Yemeni official says US troops not wanted

DISTRUST The government in Yemen is balancing help from the US military in its fight against al-Qaeda and the innate distrust of the population toward Americans


People are pictured at the entrance of the Old City of Sanaa, Yemen, yesterday.


As Yemen becomes the new front in the war on terror, its leaders want this to be clear: It does not intend to become another Iraq or Afghanistan with thousands of US troops on the ground.

Yemeni Foreign Minister Abu Bakr al-Qirbi drew some red lines on Wednesday in its burgeoning alliance with Washington against al-Qaeda, saying that Yemen welcomes US and foreign troops for training, intelligence and logistical support.

“But not in any other capacity,” he said, adding that “there is a lot of sensitivity” among Yemenis about foreign combat troops.

He underlined that Yemeni forces would remain under Yemeni command, without any joint authority with the Americans.

His comments came as Yemeni security forces carried out a hunt for Mohammed Ahmed al-Hanaq, the suspected leader of an al-­Qaeda cell believed to be plotting attacks on the US embassy or other consulates in Yemen.
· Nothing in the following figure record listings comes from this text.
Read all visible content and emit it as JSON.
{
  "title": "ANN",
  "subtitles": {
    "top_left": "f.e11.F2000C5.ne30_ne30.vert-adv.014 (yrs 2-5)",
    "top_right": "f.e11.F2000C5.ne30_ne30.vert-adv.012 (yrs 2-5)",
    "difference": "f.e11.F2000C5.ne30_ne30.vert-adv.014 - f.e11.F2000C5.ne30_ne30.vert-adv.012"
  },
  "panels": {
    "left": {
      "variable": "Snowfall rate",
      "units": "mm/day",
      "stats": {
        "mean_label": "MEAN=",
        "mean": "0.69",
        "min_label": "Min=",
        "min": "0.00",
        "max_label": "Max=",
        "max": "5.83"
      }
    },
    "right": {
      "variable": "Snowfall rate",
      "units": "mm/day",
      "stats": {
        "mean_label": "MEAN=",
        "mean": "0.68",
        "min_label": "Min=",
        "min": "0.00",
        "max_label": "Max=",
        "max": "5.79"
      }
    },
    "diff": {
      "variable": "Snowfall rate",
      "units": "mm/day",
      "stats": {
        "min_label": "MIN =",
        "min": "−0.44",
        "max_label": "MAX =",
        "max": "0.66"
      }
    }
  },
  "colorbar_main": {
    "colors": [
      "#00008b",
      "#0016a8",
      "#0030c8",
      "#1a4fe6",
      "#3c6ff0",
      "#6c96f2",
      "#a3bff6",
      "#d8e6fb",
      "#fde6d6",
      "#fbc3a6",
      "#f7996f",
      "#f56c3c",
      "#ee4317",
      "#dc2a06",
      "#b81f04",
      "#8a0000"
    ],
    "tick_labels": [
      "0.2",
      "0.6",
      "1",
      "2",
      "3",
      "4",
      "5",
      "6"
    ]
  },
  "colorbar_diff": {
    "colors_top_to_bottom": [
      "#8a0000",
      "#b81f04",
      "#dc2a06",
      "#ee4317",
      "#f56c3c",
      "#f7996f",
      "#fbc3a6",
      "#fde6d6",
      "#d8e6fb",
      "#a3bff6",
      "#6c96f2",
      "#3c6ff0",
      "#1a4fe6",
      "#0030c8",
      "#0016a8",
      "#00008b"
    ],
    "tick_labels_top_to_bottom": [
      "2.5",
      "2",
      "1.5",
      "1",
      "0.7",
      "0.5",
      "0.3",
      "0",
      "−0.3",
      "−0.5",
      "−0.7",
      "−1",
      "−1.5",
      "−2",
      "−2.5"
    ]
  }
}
While troops searched in the mountainous region of Arhab northeast of San‘a where he was hiding, officials were negotiating with local tribal sheiks, demanding al-Hanaq’s surrender.

Washington and San‘a are still feeling out how far they can go in their newly intensified partnership against al-Qaeda, whose fighters have dug roots into the mountains of the impoverished Arab nation and now, the administration of US President Barack Obama says, present a global threat.

Military personnel from the US and other Western countries are already on the ground helping train Yemeni counterterror units and exchanging intelligence, and Washington and the UK are ramping up aid, pouring in tens of millions of dollars to build up the security forces.

Yemen’s government has been weakened by wars, poverty and its own misrule and corruption. Central authority barely extends beyond the capital, and heavily armed tribes control large areas. Many tribes are bitter toward San‘a and some give refuge to al-Qaeda fighters.

The US says the group in ­Yemen, known as al-Qaeda in the Arabian Peninsula, trained and provided the explosive materials for the 23-year-old Nigerian accused of trying to blow up a US passenger jet heading to Detroit on Christmas Day. This week, the US and other Western countries temporarily closed their embassies in San‘a after threats of a terrorist attack surfaced. The move was criticized by al-Qirbi.